Consoante a isso, é crucial entender que as minorias sociais são os pricipais afetados pela exploração ilegal da amazônia. Por um lado, isso se dá porque grande parte deles são dependentes diretos da floresta. Ribeirinhos e indígenas, por exemplo, necessitam da fauna e da flora para a sua sobrevivência. A utilização de produtos naturais para higiene e cuidado pessoal, a pesca e a religiosidade são diretamente ligados ao bem-estar da amazônia. No entando, outras minorias como negros e classes baixa renda, também são vítimas do desmatamento amazônico, haja vista que, boa parte deles, ocupam áreas de risco, suas moradias não possuem infraestrutura de segurança, além do acesso precário ao sanemento básico. Assim, com as consequências climático-ambientais da exploração predatória da amazônia (calor extremo, fortes chuvas, esgotamento florestal), essas minorias são ampamente afetadas. O ambientalista Ailton Krenak analisa essa situação como sendo uma agressão direcionada, pois atinge de modo disproporcional os grupos vulneráveis, que tem sua identidade e vida sustentados pela floresta. Dessa forma, nota-se que o desmatameno deixa de ser "apenas" uma questão ecológica e se torna na violação de direitos humanos básicos pelas minorias.

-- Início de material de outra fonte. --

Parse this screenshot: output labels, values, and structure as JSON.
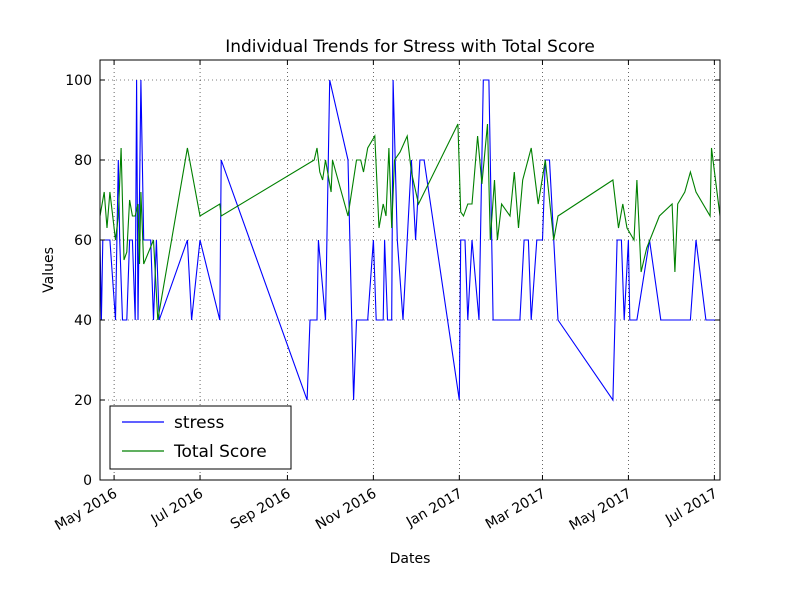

Portanto, urge salientar a necessidade do combate à exploração ilegal na amazônia, haja vista seus impactos ambientais e sociais. Em primeiro lugar, cabe ao Governo Federal através do Ministério dos Povos Indígenas, junto ao Ministério do Meio Ambiente e Mudança do Clima o combate efetivo às queimadas ilegais e garimpos não autorizados através de fiscalizações recorrentes na floresta por meio de monitoramento tecnológico por drones e satélites. Por outro lado, é dever no Ministério da Educação a implatação de projetos de campanhas escolares de aprendizado sobre a importância da floresta e dos saberes indígenas para uma configuração estatal igualitária, isso se dá devido à futura participação dos jovens brasileiros na vida política democrática. Somente assim o Brasil poderá se tornar um país que deixa apenas para a história colonial a exploração da floresta amazônica, e passa a valorizar a mata como um privilégio imcomparável.